Landmark Education graduate and army lieutenant colonel Martha Granger was recently featured in the Springfield News-Leader for assisting nine foreign Fulbright scholars whose planned tour of the United States was about to fall through.
Discovering America's Goodness
by Linda Leicht
A trip to the United States for a year on a Fulbright Scholarship was an opportunity of a lifetime that turned into a life-changing experience for the scholars.
Nine scholars, all Muslim from the Middle East, arrived in August, each going to a different college or university to teach Arabic. Two are in Springfield.
Salah Fokrah, a Palestinian from Israel, is at Drury University, and Abdelkarim Moukrime from Morocco is at Missouri State University.
They have learned a lot about American life, but a trip to the East Coast over the Christmas break taught them something about Americans and the possibilities for friendship and trust.
In Washington, D.C., the nine scholars met a remarkable woman, Martha Granger, who turned what could have been a major disappointment into a wonderful experience.
"How great this person is," said Fokrah, 26. "We really love her."
Moukrime, 25, shared that sentiment. "We discovered a good image of the American individual," he said. "I will never forget that, actually."
The story begins shortly before Christmas, when the nine friends attended a Fulbright workshop in Washington.
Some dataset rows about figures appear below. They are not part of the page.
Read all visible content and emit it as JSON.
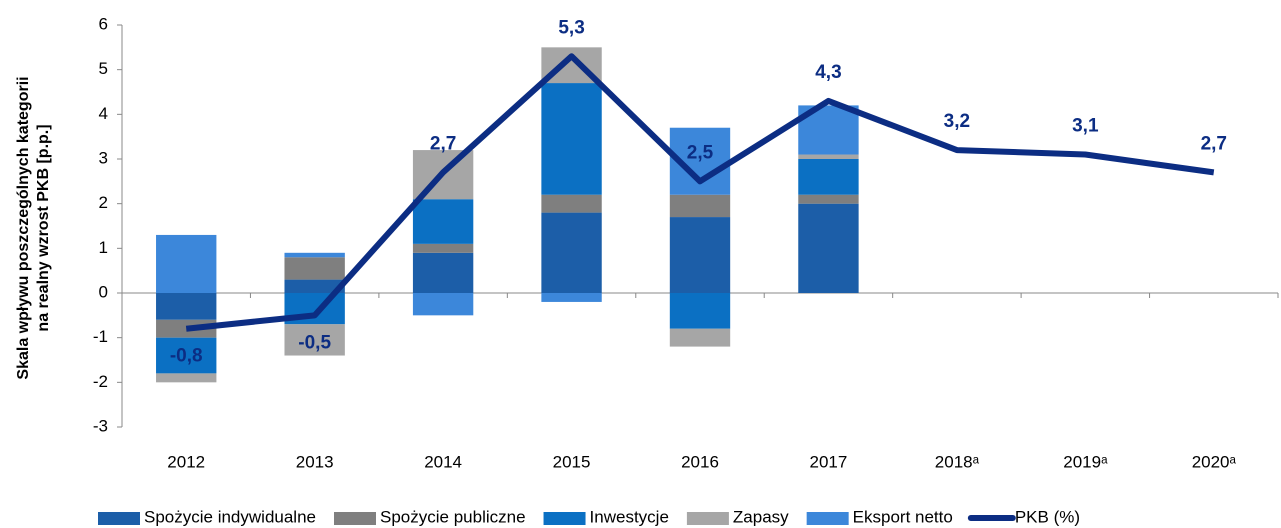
{
  "chart_data": {
    "type": "bar",
    "ylabel": [
      "Skala wpływu poszczególnych kategorii",
      "na realny wzrost PKB [p.p.]"
    ],
    "categories": [
      "2012",
      "2013",
      "2014",
      "2015",
      "2016",
      "2017",
      "2018ᵃ",
      "2019ᵃ",
      "2020ᵃ"
    ],
    "ylim": [
      -3,
      6
    ],
    "yticks": [
      -3,
      -2,
      -1,
      0,
      1,
      2,
      3,
      4,
      5,
      6
    ],
    "grid": false,
    "legend": "bottom",
    "series": [
      {
        "name": "Spożycie indywidualne",
        "type": "bar",
        "color": "#1c5ea8",
        "values": [
          -0.6,
          0.3,
          0.9,
          1.8,
          1.7,
          2.0,
          null,
          null,
          null
        ]
      },
      {
        "name": "Spożycie publiczne",
        "type": "bar",
        "color": "#7f7f7f",
        "values": [
          -0.4,
          0.5,
          0.2,
          0.4,
          0.5,
          0.2,
          null,
          null,
          null
        ]
      },
      {
        "name": "Inwestycje",
        "type": "bar",
        "color": "#0b70c3",
        "values": [
          -0.8,
          -0.7,
          1.0,
          2.5,
          -0.8,
          0.8,
          null,
          null,
          null
        ]
      },
      {
        "name": "Zapasy",
        "type": "bar",
        "color": "#a6a6a6",
        "values": [
          -0.2,
          -0.7,
          1.1,
          0.8,
          -0.4,
          0.1,
          null,
          null,
          null
        ]
      },
      {
        "name": "Eksport netto",
        "type": "bar",
        "color": "#3c87da",
        "values": [
          1.3,
          0.1,
          -0.5,
          -0.2,
          1.5,
          1.1,
          null,
          null,
          null
        ]
      },
      {
        "name": "PKB (%)",
        "type": "line",
        "color": "#0c2d83",
        "values": [
          -0.8,
          -0.5,
          2.7,
          5.3,
          2.5,
          4.3,
          3.2,
          3.1,
          2.7
        ],
        "value_labels": [
          "-0,8",
          "-0,5",
          "2,7",
          "5,3",
          "2,5",
          "4,3",
          "3,2",
          "3,1",
          "2,7"
        ]
      }
    ]
  }
}
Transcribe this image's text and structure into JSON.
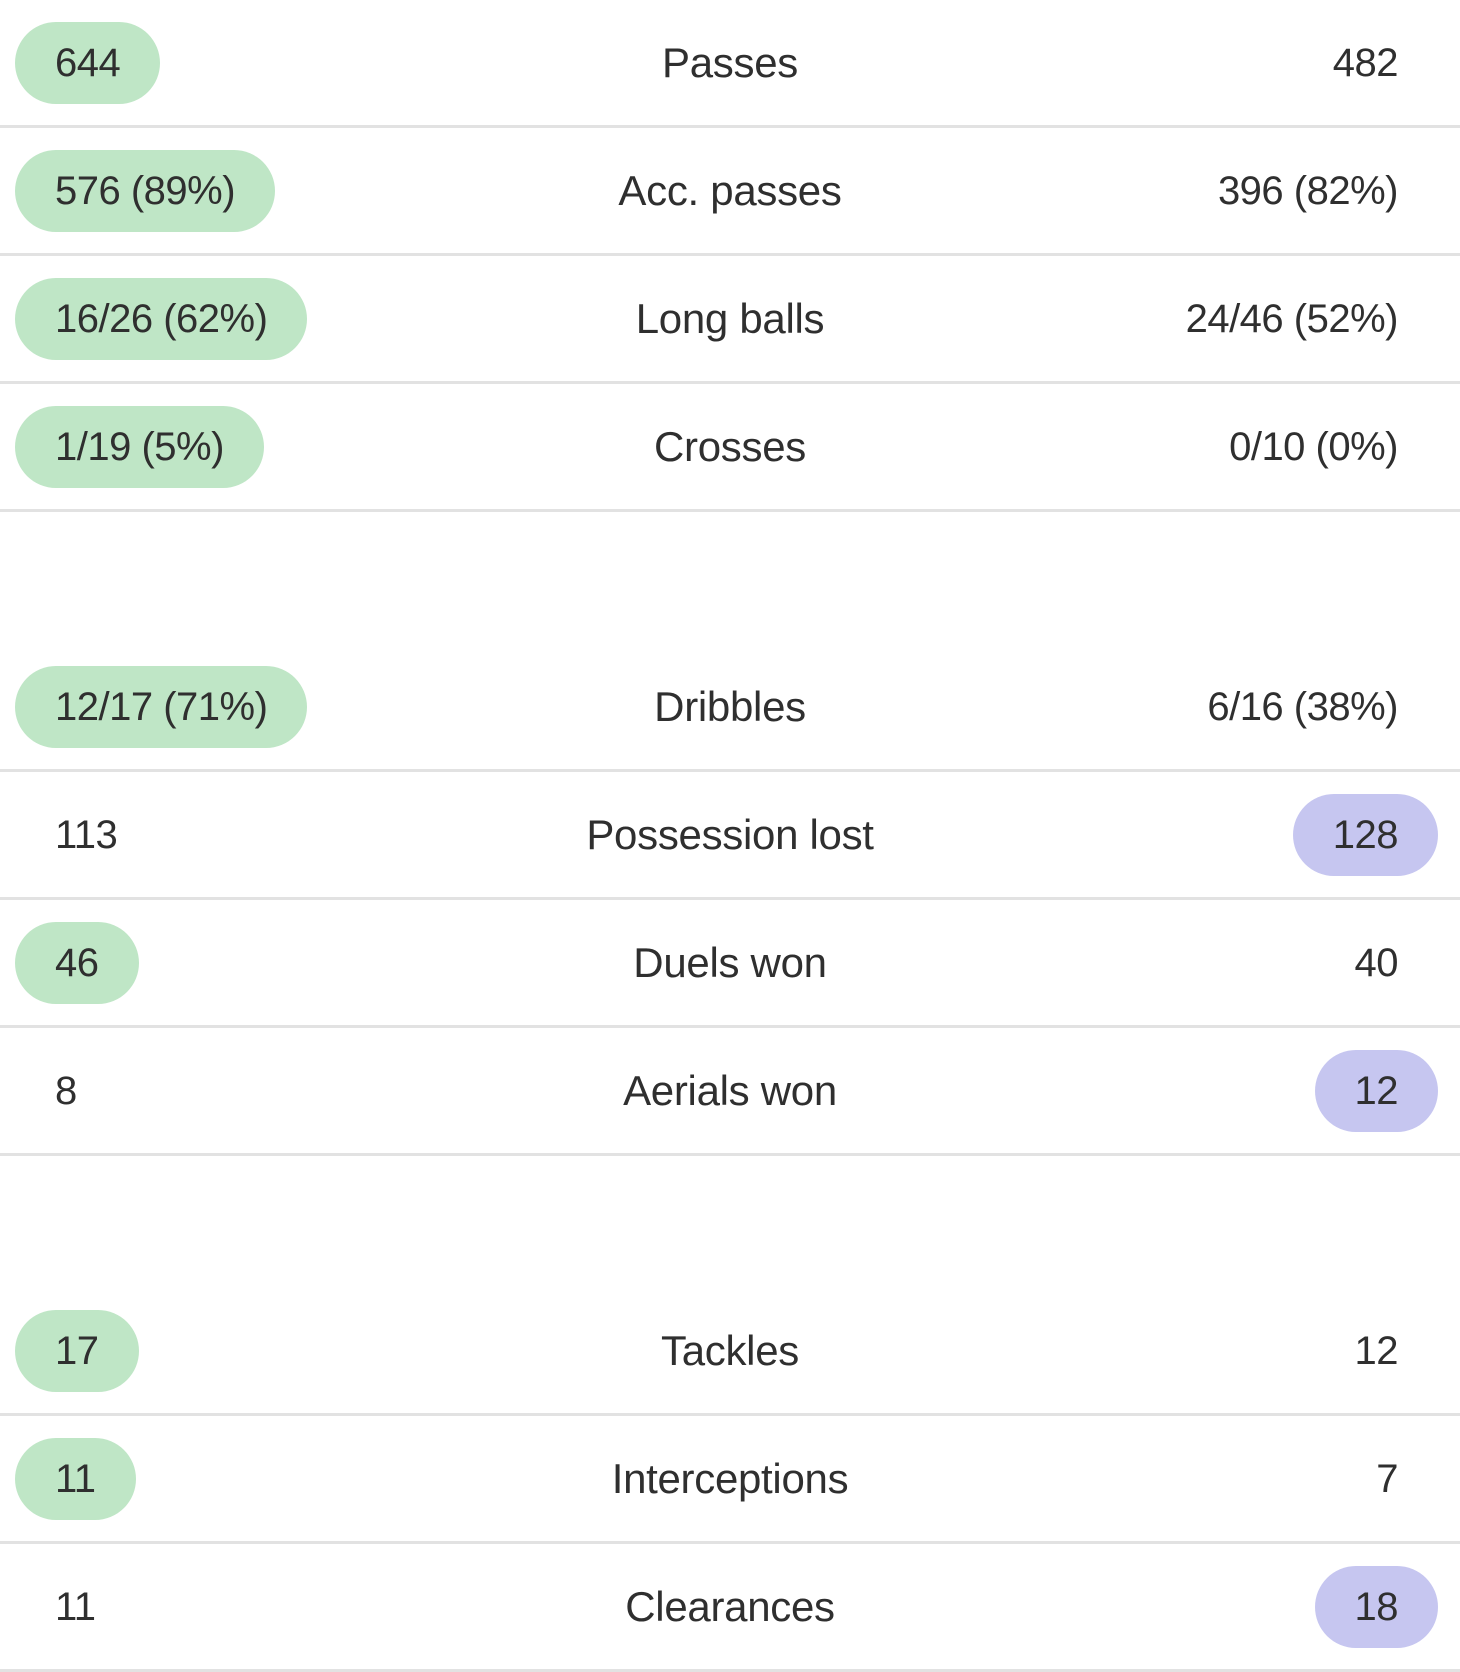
{
  "colors": {
    "home_highlight": "#bfe6c6",
    "away_highlight": "#c6c6f0",
    "divider": "#e2e2e2",
    "text": "#2f2f2f"
  },
  "groups": [
    {
      "rows": [
        {
          "home": "644",
          "label": "Passes",
          "away": "482",
          "winner": "home"
        },
        {
          "home": "576 (89%)",
          "label": "Acc. passes",
          "away": "396 (82%)",
          "winner": "home"
        },
        {
          "home": "16/26 (62%)",
          "label": "Long balls",
          "away": "24/46 (52%)",
          "winner": "home"
        },
        {
          "home": "1/19 (5%)",
          "label": "Crosses",
          "away": "0/10 (0%)",
          "winner": "home"
        }
      ]
    },
    {
      "rows": [
        {
          "home": "12/17 (71%)",
          "label": "Dribbles",
          "away": "6/16 (38%)",
          "winner": "home"
        },
        {
          "home": "113",
          "label": "Possession lost",
          "away": "128",
          "winner": "away"
        },
        {
          "home": "46",
          "label": "Duels won",
          "away": "40",
          "winner": "home"
        },
        {
          "home": "8",
          "label": "Aerials won",
          "away": "12",
          "winner": "away"
        }
      ]
    },
    {
      "rows": [
        {
          "home": "17",
          "label": "Tackles",
          "away": "12",
          "winner": "home"
        },
        {
          "home": "11",
          "label": "Interceptions",
          "away": "7",
          "winner": "home"
        },
        {
          "home": "11",
          "label": "Clearances",
          "away": "18",
          "winner": "away"
        }
      ]
    }
  ]
}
They had been planning to go on a road trip up the coast in a rented van.
Fokrah made the arrangements to book the van.
"Unfortunately, nothing worked as was planned," he said.
When he showed up to get the van, he was told that his debit card could not be used unless the full amount, about $2,000, was in his account. He gathered the money from each of the friends and wired it to Springfield for another friend to deposit for him.
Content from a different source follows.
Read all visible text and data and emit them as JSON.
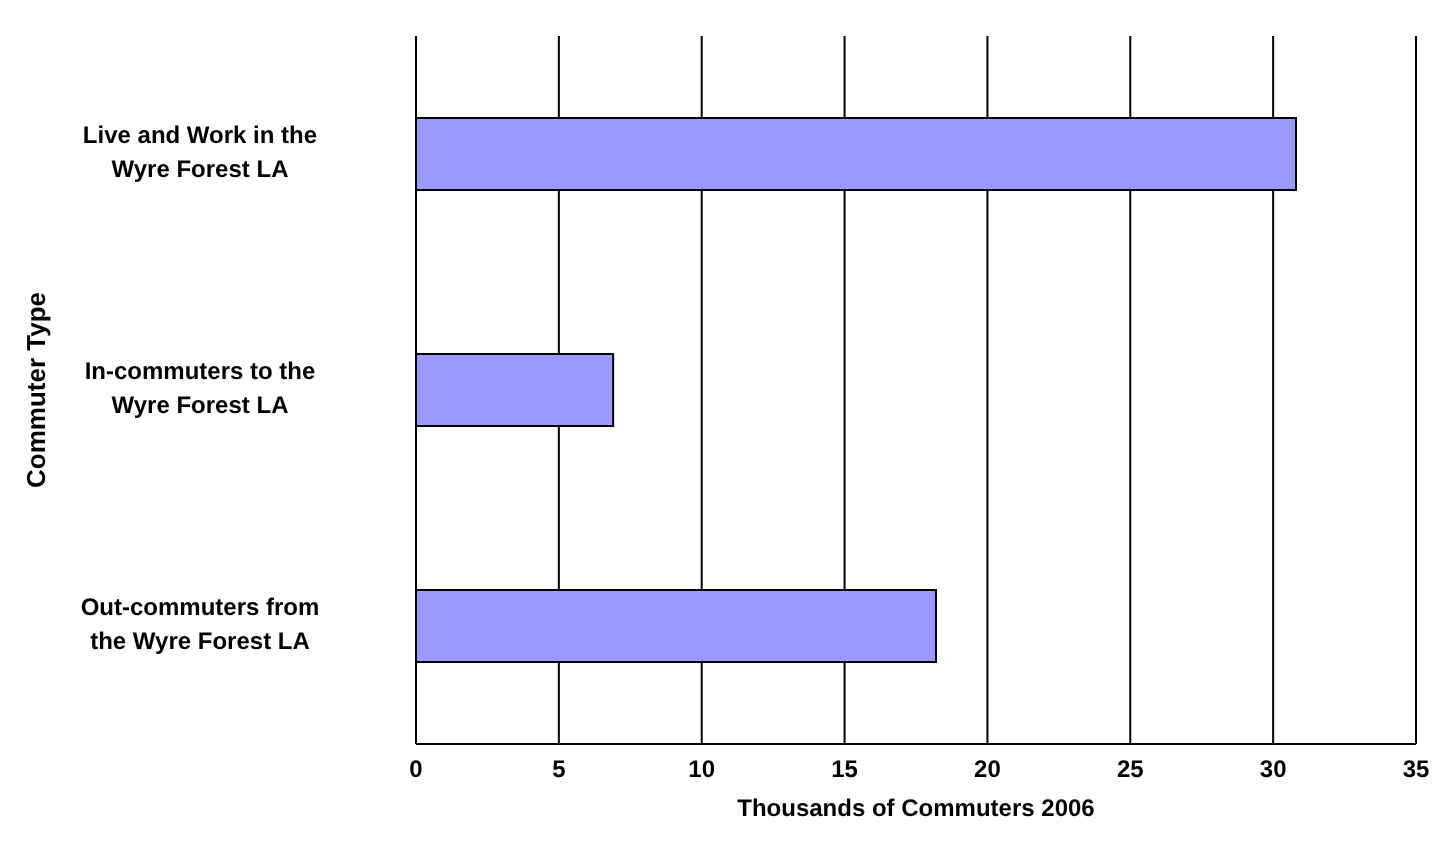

But, again, the company would not rent him the van, this time saying that a credit check showed that he had no credit history. He went back and forth to the airport rental car office over three days, trying to satisfy all requirements .
Trying one last time, feeling defeated before he even arrived, Fokrah, along with two friends, were riding the Metro train when a stranger sat next to him.
It was Granger, a 42-year-old Army lieutenant colonel who works at the Pentagon. She began talking to Fokrah and learned about their dilemma.
"She wished us good luck and got off at the Pentagon stop," Fokrah recalled.
As the three friends were dragging their luggage back to the car rental office, Granger began thinking about the conversation.
"I realized I had made a mistake (by leaving them)," she said. "This was put before me for a reason."
She felt strongly that she needed to follow up.
"If I had left the situation, I would have left God's plan."
She recalled the name of the rental company and called, explaining to the incredulous clerk that she wanted to speak to the young people she met on the train.
Fokrah was surprised to hear the familiar voice on the phone asking him if there was anything she could do to help.
That help came in a surprising way to the scholars and to Granger. She came down to the office and used her own credit card to rent the van, putting Fokrah on the application as driver.
"I asked her how do we get the money back to her," Fokrah said. "She said, 'Don't worry about it now. Go on your trip and have a good time.'"
For Maysa Abu Amar, 22, also of Israel, who was also on the train, it was unbelievable.
"I couldn't believe that she called," said Abu Amar from the University of Florida, where she is teaching. "It was like we were on the Oprah show."
What happened next was even more amazing.
Granger began contacting friends, family and former West Point classmates, asking them to help make the nine scholars feel welcome on their travels.
"Some of her friends welcomed us into their houses … nine Arab strangers," said Abu Amar.
Some of their hosts had never even met Granger, but had heard the story though mutual friends.
"I felt that maybe Martha has an effect on everybody," Abu Amar said.
Change for the better
Granger is determined to have an effect on the world, something that would not have occurred to her six-and-a- half months ago.
That is when she got sober.
After years of living as a functioning alcoholic, she decided it was time to stop drinking and find the happiness she was looking for.
She began taking self-actualization training through a program called Landmark Education.
"Stopping drinking was just part of it," she explained. "The other part was living life without alcohol."
Learning to do that meant contributing to society. It also meant quieting the negative voices in her head and giving herself over to something beyond herself and to trust.
Committing herself to helping the nine scholars had another important impact on Granger and her continuing sobriety.
"This was my first holiday sober," she said. "Throughout Christmas and New Year's, I had this project. It really sustained me through the holidays … knowing they were there, somebody needed me."
The experience has already changed attitudes that will be shared when the scholars return to Israel, Morocco, Jordan, Libya and Tunisia.
Fokrah admits that his and his neighbors' views about the United States, mostly shaped by Hollywood, were of a dangerous, scary place.
"My surprise was that it was absolutely different," he said. "It is quite positive."